The delicate head, with backward directed ears, is distinctly roman-nosed and is carried sharply against the short neck when the animal is galloping. In this respect, the Majorcan breed differs markedly from Algerian and Andalusian horses, which carry their heads stretched out straight, nearly in the line of the neck. The Majorcan horses may be compared to those depicted on ancient vases and Greek coins, and it is believed that they are the survivors of the ancient type.
This identification, if trustworthy, is of great interest, as it serves to indicated that the hog-manes of the early Grecian horses, like those sculptured on the frieze of the Parthenon, were natural, although, as in the case of the Majorcan breed, improved by trimming. This seems to be indicative of the affinity of both breeds to the wild tarpan; and affords further evidence that the falling manes of modern horses, other than the Arab, are due to domestication.
It will be appreciated that the Balearic breed is, from the point of view of the student of horse-breeding, one of exceptional interest, and even the novice will realize that this is a most unusual breed.
Andalusian Horse Breed
The Iberian (Spanish) horses were light, clever, and sure-footed. Crossed with the Barb, they became known as the Andalusian, taking the name of the province in the south of Spain where they were bred. There were two types, the light Jennet and the heavier Villanos, but the latter were chiefly bred in Castille. The Andalusian horse has been further crossed with French and English blood, but it has retained the Barb head.
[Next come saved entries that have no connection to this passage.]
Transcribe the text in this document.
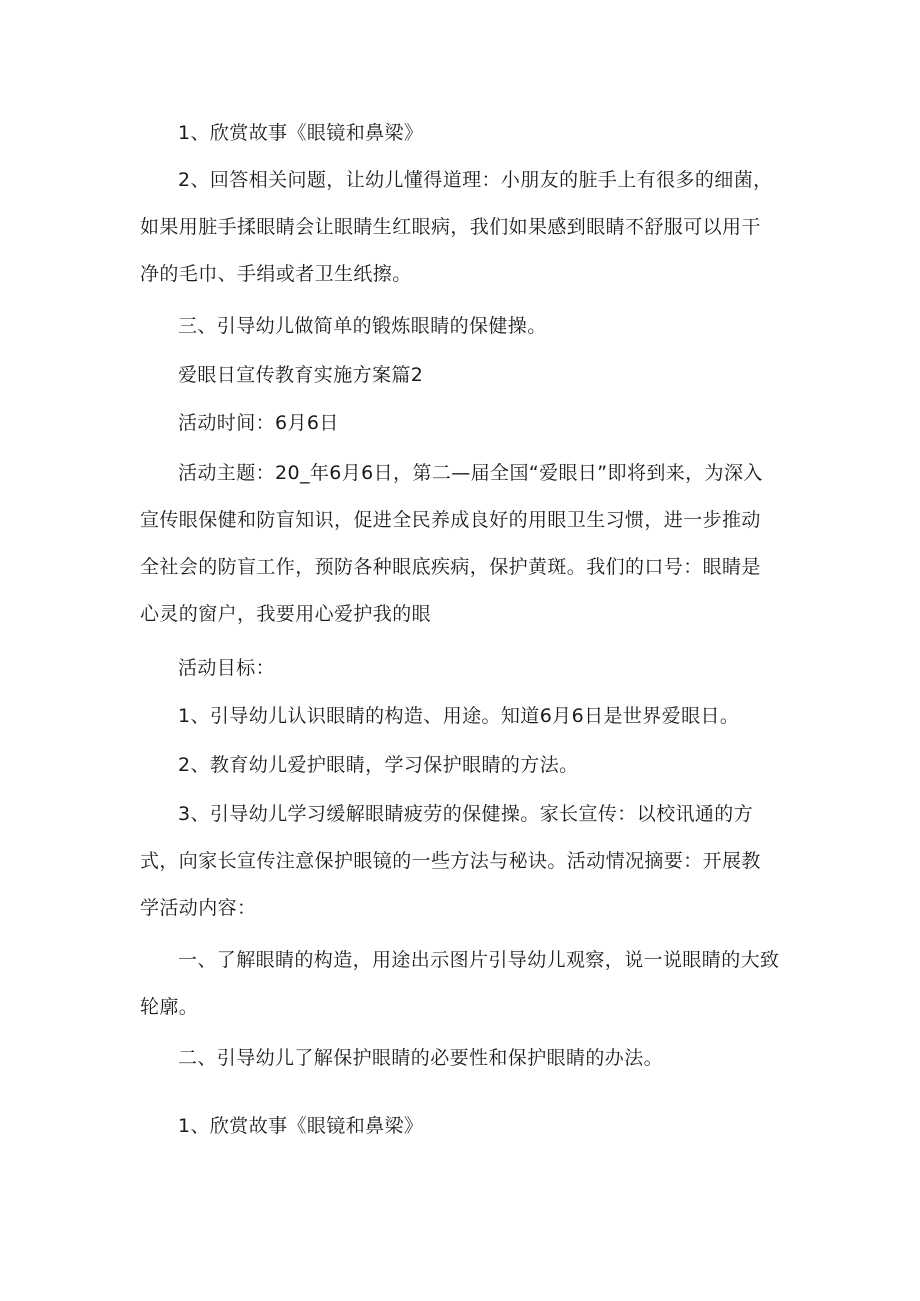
1、欣赏故事《眼镜和鼻梁》

2、回答相关问题，让幼儿懂得道理：小朋友的脏手上有很多的细菌，如果用脏手揉眼睛会让眼睛生红眼病，我们如果感到眼睛不舒服可以用干净的毛巾、手绢或者卫生纸擦。

三、引导幼儿做简单的锻炼眼睛的保健操。

爱眼日宣传教育实施方案篇2

活动时间：6月6日

活动主题：20_年6月6日，第二—届全国“爱眼日”即将到来，为深入宣传眼保健和防盲知识，促进全民养成良好的用眼卫生习惯，进一步推动全社会的防盲工作，预防各种眼底疾病，保护黄斑。我们的口号：眼睛是心灵的窗户，我要用心爱护我的眼

活动目标：

1、引导幼儿认识眼睛的构造、用途。知道6月6日是世界爱眼日。

2、教育幼儿爱护眼睛，学习保护眼睛的方法。

3、引导幼儿学习缓解眼睛疲劳的保健操。家长宣传：以校讯通的方式，向家长宣传注意保护眼镜的一些方法与秘诀。活动情况摘要：开展教学活动内容：

一、了解眼睛的构造，用途出示图片引导幼儿观察，说一说眼睛的大致轮廓。

二、引导幼儿了解保护眼睛的必要性和保护眼睛的办法。

1、欣赏故事《眼镜和鼻梁》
It is a strong-bodied horse, normally having a good front with a deep body and high strong quarters. Its temperament is excellent.
Spanish Horse Breed
When the Saracens invaded Spain they brought with them a large number of Barb and Arab horses, which in consequence greatly improved the native stock. The crossing of Spanish horses with Barbs and Arabs resulted in the Spanish Jennet, famous for its beauty, great docility, and obedience. Their main characteristics were a great width of the breast, powerful shoulders, roman noses, long arched neck with full and flowing mane, goose rumps, and rather extravagant high action so much appreciated later on in the Vienna School, where they excelled at the traditional ‘artificial airs’.
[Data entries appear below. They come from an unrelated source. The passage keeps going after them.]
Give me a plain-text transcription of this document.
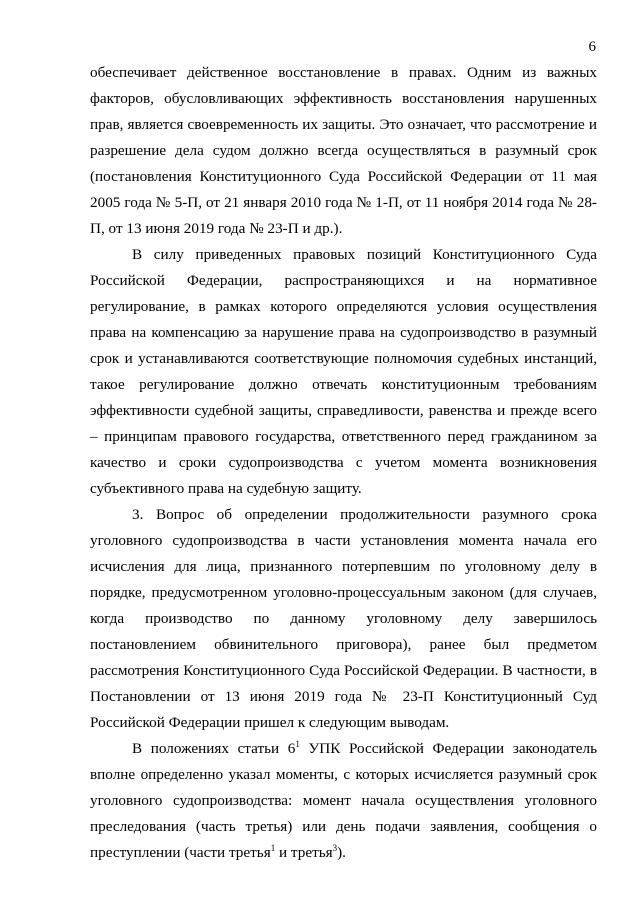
6

обеспечивает действенное восстановление в правах. Одним из важных факторов, обусловливающих эффективность восстановления нарушенных прав, является своевременность их защиты. Это означает, что рассмотрение и разрешение дела судом должно всегда осуществляться в разумный срок (постановления Конституционного Суда Российской Федерации от 11 мая 2005 года № 5-П, от 21 января 2010 года № 1-П, от 11 ноября 2014 года № 28-П, от 13 июня 2019 года № 23-П и др.).

В силу приведенных правовых позиций Конституционного Суда Российской Федерации, распространяющихся и на нормативное регулирование, в рамках которого определяются условия осуществления права на компенсацию за нарушение права на судопроизводство в разумный срок и устанавливаются соответствующие полномочия судебных инстанций, такое регулирование должно отвечать конституционным требованиям эффективности судебной защиты, справедливости, равенства и прежде всего – принципам правового государства, ответственного перед гражданином за качество и сроки судопроизводства с учетом момента возникновения субъективного права на судебную защиту.

3. Вопрос об определении продолжительности разумного срока уголовного судопроизводства в части установления момента начала его исчисления для лица, признанного потерпевшим по уголовному делу в порядке, предусмотренном уголовно-процессуальным законом (для случаев, когда производство по данному уголовному делу завершилось постановлением обвинительного приговора), ранее был предметом рассмотрения Конституционного Суда Российской Федерации. В частности, в Постановлении от 13 июня 2019 года № 23-П Конституционный Суд Российской Федерации пришел к следующим выводам.

В положениях статьи $6^1$ УПК Российской Федерации законодатель вполне определенно указал моменты, с которых исчисляется разумный срок уголовного судопроизводства: момент начала осуществления уголовного преследования (часть третья) или день подачи заявления, сообщения о преступлении (части третья$^1$ и третья$^3$).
This proud, showy action and splendid appearance recommended them for studs in Austria and Italy, where special breeds were created such as Kladruber, Lipizzaner, and the Neapolitan horse, which was used for parades.
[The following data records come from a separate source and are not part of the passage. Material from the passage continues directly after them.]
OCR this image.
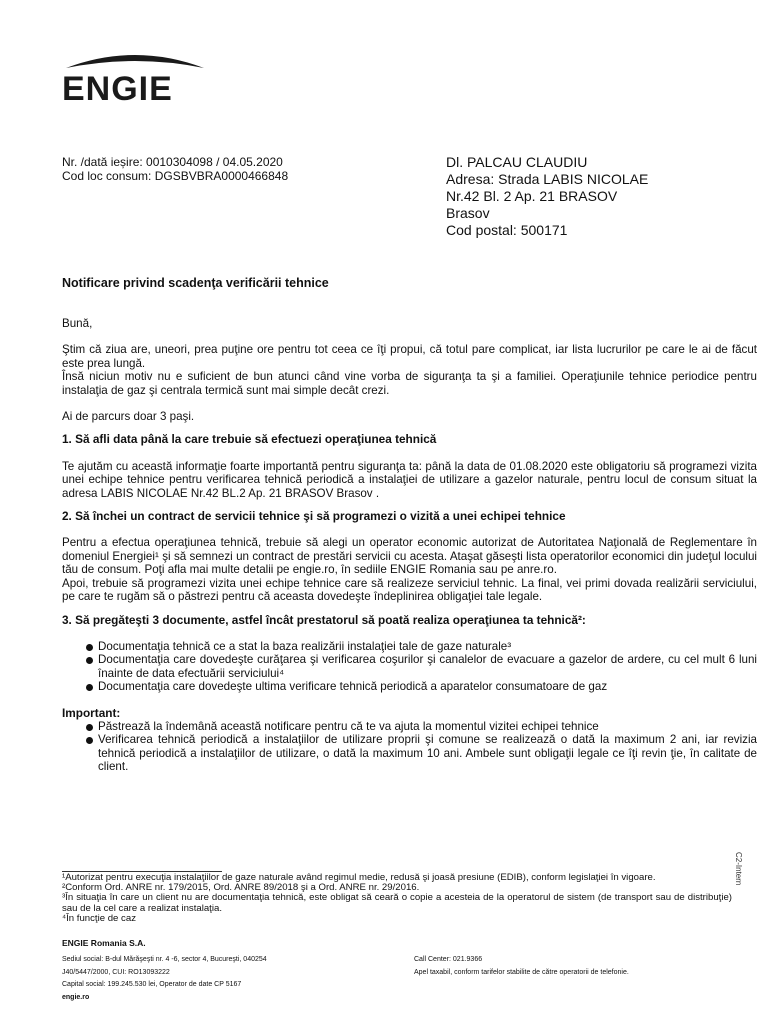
ENGIE
Nr. /dată ieșire: 0010304098 / 04.05.2020
Cod loc consum: DGSBVBRA0000466848
Dl. PALCAU CLAUDIU
Adresa: Strada LABIS NICOLAE
Nr.42 Bl. 2 Ap. 21 BRASOV
Brasov
Cod postal: 500171
Notificare privind scadenţa verificării tehnice

Bună,

Ştim că ziua are, uneori, prea puţine ore pentru tot ceea ce îţi propui, că totul pare complicat, iar lista lucrurilor pe care le ai de făcut este prea lungă.

Însă niciun motiv nu e suficient de bun atunci când vine vorba de siguranţa ta şi a familiei. Operaţiunile tehnice periodice pentru instalaţia de gaz şi centrala termică sunt mai simple decât crezi.

Ai de parcurs doar 3 paşi.

1. Să afli data până la care trebuie să efectuezi operaţiunea tehnică

Te ajutăm cu această informaţie foarte importantă pentru siguranţa ta: până la data de 01.08.2020 este obligatoriu să programezi vizita unei echipe tehnice pentru verificarea tehnică periodică a instalaţiei de utilizare a gazelor naturale, pentru locul de consum situat la adresa LABIS NICOLAE Nr.42 BL.2 Ap. 21 BRASOV Brasov .

2. Să închei un contract de servicii tehnice şi să programezi o vizită a unei echipei tehnice

Pentru a efectua operaţiunea tehnică, trebuie să alegi un operator economic autorizat de Autoritatea Naţională de Reglementare în domeniul Energiei¹ şi să semnezi un contract de prestări servicii cu acesta. Ataşat găseşti lista operatorilor economici din judeţul locului tău de consum. Poţi afla mai multe detalii pe engie.ro, în sediile ENGIE Romania sau pe anre.ro.

Apoi, trebuie să programezi vizita unei echipe tehnice care să realizeze serviciul tehnic. La final, vei primi dovada realizării serviciului, pe care te rugăm să o păstrezi pentru că aceasta dovedeşte îndeplinirea obligaţiei tale legale.

3. Să pregăteşti 3 documente, astfel încât prestatorul să poată realiza operaţiunea ta tehnică²:
Documentaţia tehnică ce a stat la baza realizării instalaţiei tale de gaze naturale³
Documentaţia care dovedeşte curăţarea şi verificarea coşurilor şi canalelor de evacuare a gazelor de ardere, cu cel mult 6 luni înainte de data efectuării serviciului⁴
Documentaţia care dovedeşte ultima verificare tehnică periodică a aparatelor consumatoare de gaz
Important:
Păstrează la îndemână această notificare pentru că te va ajuta la momentul vizitei echipei tehnice
Verificarea tehnică periodică a instalaţiilor de utilizare proprii şi comune se realizează o dată la maximum 2 ani, iar revizia tehnică periodică a instalaţiilor de utilizare, o dată la maximum 10 ani. Ambele sunt obligaţii legale ce îţi revin ţie, în calitate de client.
C2-Intern
¹Autorizat pentru execuţia instalaţiilor de gaze naturale având regimul medie, redusă şi joasă presiune (EDIB), conform legislaţiei în vigoare.
²Conform Ord. ANRE nr. 179/2015, Ord. ANRE 89/2018 şi a Ord. ANRE nr. 29/2016.
³În situaţia în care un client nu are documentaţia tehnică, este obligat să ceară o copie a acesteia de la operatorul de sistem (de transport sau de distribuţie) sau de la cel care a realizat instalaţia.
⁴În funcţie de caz
ENGIE Romania S.A.
Sediul social: B-dul Mărăşeşti nr. 4 -6, sector 4, Bucureşti, 040254
J40/5447/2000, CUI: RO13093222
Capital social: 199.245.530 lei, Operator de date CP 5167
engie.ro
Call Center: 021.9366
Apel taxabil, conform tarifelor stabilite de către operatorii de telefonie.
The Spanish Jennet described by Berenger as “docile and affectionate to man yet full of spirit and courage” deserved the highest praise from the Duke of Newcastle in ‘A New Method and Extraordinary Invention to Dress Horse’ (1667):
‘If well-chosen, is the noblest horse in the world…the most beautiful that can be, for he is not so thin and lady-like as the Barb, nor so gross as the Neapolitan. He is of great spirit and of great courage and docile, hath the proudest walk, the proudest trot and the best action in his trot; the loftiest gallop, the swiftest careers and is the most loving and gentlest horse and fittest of all for a King in the day of Triumph…much more intelligent than even the best Italian horses, and for that reason the easiest dressed, because they observe too much with their eyes, and their memories are too good.
They made “absolutely the best stallions in the world to breed horses for War, Ménage, Ambling pad-horses, and for running horses.”
The best Spanish Jennets were bred in the Spanish Royal Stud at Cordova and are supposed to descend from the Barb stallion called ‘The Cusman” and Andalusian mares.
Later, the Spanish horses degenerated considerably, except the Andalusian breed, which goes back to the Middle Ages and carries much Arabian and Bard blood, and which in the past provided a large proportion of army remounts. Today the most important stud in Spain is at Jerez, where are bred ‘warm-blood’ horses.